Q3: The success of a design initiative is typically measured by either commercial success or widespread adoption. Do you think this plays a role in the current linear production and consumption cycle? Would it make a difference, for example, if waste was viewed as a design flaw?
Absolutely, like I said, waste is the result of design’s peripheral view thus far, when it comes to policy, business and even governance at the strategic level. Designers have historically encouraged the extraction of raw materials, and added value to them through the act of design. But it does not have to be this way. Design has the power to raise awareness, shift narratives and facilitate alternate visions of the future.
With the No Waste Challenge we hope that design plays a critical role in changing current production and consumption cycles. We need interventions at various scales – micro and meso sustainability initiatives can result in behaviour modification, and attitudinal changes which can result in an environmentally conscious individual or community. However, we also need broader impact at the macro-level of governments, institutions and policy. Only a bottom-up incremental approach won’t help.

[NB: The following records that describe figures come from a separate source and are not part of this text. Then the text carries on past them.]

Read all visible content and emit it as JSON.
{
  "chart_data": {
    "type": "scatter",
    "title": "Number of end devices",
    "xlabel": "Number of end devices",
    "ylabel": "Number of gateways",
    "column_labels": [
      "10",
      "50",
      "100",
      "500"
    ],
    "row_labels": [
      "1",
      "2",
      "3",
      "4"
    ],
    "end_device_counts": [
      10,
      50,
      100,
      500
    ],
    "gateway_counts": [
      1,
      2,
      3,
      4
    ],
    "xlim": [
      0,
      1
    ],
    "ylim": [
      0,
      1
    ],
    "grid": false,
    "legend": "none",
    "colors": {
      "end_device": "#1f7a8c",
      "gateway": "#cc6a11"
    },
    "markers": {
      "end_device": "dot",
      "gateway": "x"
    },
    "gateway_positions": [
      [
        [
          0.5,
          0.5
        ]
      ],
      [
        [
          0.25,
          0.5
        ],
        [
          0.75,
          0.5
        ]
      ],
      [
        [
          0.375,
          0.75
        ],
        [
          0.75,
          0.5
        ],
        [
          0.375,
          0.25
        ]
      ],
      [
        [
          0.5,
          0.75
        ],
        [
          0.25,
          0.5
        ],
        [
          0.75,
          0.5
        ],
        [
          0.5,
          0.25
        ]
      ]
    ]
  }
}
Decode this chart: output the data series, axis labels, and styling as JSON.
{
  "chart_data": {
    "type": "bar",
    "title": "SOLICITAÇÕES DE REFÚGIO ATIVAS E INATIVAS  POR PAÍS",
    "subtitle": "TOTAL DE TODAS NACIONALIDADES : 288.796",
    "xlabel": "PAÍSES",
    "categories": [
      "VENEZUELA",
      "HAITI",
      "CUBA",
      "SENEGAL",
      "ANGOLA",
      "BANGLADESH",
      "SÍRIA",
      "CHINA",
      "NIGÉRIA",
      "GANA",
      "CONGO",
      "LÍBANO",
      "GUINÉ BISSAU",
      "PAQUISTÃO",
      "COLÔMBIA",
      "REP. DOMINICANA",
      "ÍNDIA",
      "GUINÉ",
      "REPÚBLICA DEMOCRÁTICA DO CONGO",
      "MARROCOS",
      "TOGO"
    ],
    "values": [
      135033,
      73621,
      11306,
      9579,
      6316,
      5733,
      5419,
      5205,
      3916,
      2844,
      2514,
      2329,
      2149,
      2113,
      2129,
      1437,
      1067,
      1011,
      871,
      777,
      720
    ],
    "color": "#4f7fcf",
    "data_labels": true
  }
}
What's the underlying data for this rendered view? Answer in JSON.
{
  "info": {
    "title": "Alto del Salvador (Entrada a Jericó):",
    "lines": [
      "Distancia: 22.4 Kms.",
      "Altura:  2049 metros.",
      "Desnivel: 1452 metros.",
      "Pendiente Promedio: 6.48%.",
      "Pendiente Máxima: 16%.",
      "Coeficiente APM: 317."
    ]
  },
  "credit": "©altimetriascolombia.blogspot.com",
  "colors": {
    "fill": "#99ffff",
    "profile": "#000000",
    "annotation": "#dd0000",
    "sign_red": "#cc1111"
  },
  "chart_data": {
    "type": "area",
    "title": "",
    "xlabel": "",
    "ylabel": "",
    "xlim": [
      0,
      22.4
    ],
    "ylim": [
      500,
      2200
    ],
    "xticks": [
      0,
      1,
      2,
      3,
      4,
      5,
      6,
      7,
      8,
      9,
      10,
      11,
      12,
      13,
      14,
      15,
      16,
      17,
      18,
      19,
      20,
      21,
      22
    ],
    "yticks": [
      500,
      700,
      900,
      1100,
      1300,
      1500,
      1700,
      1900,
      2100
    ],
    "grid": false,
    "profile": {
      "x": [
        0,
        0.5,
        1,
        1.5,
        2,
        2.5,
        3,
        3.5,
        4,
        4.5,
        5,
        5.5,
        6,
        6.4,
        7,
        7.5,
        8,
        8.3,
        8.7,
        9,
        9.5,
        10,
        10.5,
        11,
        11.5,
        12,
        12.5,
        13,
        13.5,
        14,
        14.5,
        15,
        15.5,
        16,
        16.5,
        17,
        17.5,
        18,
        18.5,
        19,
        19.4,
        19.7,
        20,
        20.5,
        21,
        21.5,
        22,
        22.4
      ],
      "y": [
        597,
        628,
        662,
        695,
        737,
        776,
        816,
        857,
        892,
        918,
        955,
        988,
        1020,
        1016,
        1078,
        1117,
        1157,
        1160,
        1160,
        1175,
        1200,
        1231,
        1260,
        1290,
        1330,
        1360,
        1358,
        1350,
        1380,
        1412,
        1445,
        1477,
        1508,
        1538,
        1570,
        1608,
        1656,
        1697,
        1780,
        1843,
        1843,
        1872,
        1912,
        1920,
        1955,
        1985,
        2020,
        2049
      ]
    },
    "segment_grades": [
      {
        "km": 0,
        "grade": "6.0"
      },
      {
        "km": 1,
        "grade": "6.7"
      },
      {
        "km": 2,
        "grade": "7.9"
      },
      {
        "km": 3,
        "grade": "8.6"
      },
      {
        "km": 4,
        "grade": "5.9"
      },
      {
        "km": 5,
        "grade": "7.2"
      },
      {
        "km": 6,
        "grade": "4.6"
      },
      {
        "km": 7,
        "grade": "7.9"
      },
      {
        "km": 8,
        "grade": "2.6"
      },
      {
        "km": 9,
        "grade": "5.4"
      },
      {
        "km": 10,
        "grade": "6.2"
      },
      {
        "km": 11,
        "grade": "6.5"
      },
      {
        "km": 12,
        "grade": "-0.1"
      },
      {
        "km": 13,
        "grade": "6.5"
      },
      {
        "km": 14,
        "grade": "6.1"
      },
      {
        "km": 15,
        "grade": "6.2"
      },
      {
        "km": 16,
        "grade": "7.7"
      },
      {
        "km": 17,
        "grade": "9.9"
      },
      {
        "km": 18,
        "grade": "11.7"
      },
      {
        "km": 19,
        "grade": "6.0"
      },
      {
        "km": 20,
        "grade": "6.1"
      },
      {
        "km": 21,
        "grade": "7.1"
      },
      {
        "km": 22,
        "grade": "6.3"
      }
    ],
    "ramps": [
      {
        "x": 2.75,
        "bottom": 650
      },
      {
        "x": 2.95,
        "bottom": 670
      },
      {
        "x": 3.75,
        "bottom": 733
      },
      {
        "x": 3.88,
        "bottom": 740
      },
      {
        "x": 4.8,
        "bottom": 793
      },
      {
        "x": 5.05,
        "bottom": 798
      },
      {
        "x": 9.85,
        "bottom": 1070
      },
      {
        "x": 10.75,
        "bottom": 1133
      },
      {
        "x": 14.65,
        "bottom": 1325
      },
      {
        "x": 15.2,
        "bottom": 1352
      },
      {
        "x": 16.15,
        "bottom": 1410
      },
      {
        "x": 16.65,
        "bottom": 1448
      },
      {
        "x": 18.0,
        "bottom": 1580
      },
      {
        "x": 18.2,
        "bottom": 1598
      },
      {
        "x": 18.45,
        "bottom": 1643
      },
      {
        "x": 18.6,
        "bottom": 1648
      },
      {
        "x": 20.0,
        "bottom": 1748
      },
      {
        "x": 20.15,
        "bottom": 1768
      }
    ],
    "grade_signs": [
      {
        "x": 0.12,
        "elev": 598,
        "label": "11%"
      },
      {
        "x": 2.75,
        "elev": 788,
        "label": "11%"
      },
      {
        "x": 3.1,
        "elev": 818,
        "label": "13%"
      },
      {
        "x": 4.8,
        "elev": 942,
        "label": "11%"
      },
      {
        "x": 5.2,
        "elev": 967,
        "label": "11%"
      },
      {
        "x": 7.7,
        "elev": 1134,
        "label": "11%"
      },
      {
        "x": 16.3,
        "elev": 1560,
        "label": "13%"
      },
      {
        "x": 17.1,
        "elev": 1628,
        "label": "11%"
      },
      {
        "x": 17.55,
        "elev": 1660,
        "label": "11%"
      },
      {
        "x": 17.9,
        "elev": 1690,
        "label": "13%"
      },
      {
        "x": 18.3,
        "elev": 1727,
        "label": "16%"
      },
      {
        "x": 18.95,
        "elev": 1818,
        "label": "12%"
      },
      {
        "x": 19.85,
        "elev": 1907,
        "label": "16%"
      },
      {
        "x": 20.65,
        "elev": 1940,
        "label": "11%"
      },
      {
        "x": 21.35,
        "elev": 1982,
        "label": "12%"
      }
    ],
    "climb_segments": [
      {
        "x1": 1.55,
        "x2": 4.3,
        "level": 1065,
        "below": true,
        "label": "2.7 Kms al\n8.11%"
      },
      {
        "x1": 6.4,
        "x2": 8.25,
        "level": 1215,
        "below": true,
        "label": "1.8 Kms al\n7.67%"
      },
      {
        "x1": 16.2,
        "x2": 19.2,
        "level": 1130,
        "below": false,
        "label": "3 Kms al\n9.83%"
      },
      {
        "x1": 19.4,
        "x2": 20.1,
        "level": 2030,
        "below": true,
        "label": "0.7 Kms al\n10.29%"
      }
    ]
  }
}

Q4: The discourse around waste is currently dominated by the West. In India, it is limited to a small, urban and elite population. How do you drive awareness and change at scale in a country where the vast majority staunchly believes that ‘more is better’?
So far, the issue of waste has largely been addressed through a “mopping approach”. Lack of collective will and action makes it impossible to solve pressing issues at their core and instead channels efforts into superficial short-term fixes. With apparent local challenges such as shifting consumption patterns, limited awareness, invisible informal workers and the need for a local definition of sustainability, India faces some supremely complex problems when it comes to waste.
That said, frugality is also a part of Indian tradition. Unfortunately, the narrative around economic growth has overwhelmed everything else, including a very intrinsic quality of our culture and history that had deep roots in sustainability. In a way, we have always had a very powerful counter-narrative to this western model of waste mitigation or management – just that it hasn’t been celebrated as much or espoused as strongly.
The need of the hour is to drive design opportunities such as being frugal, designing with the intent of a longer life for objects, investing in education, making information around sustainability accessible and actionable, learning from and strengthening informal innovation and systems, and going back to our roots.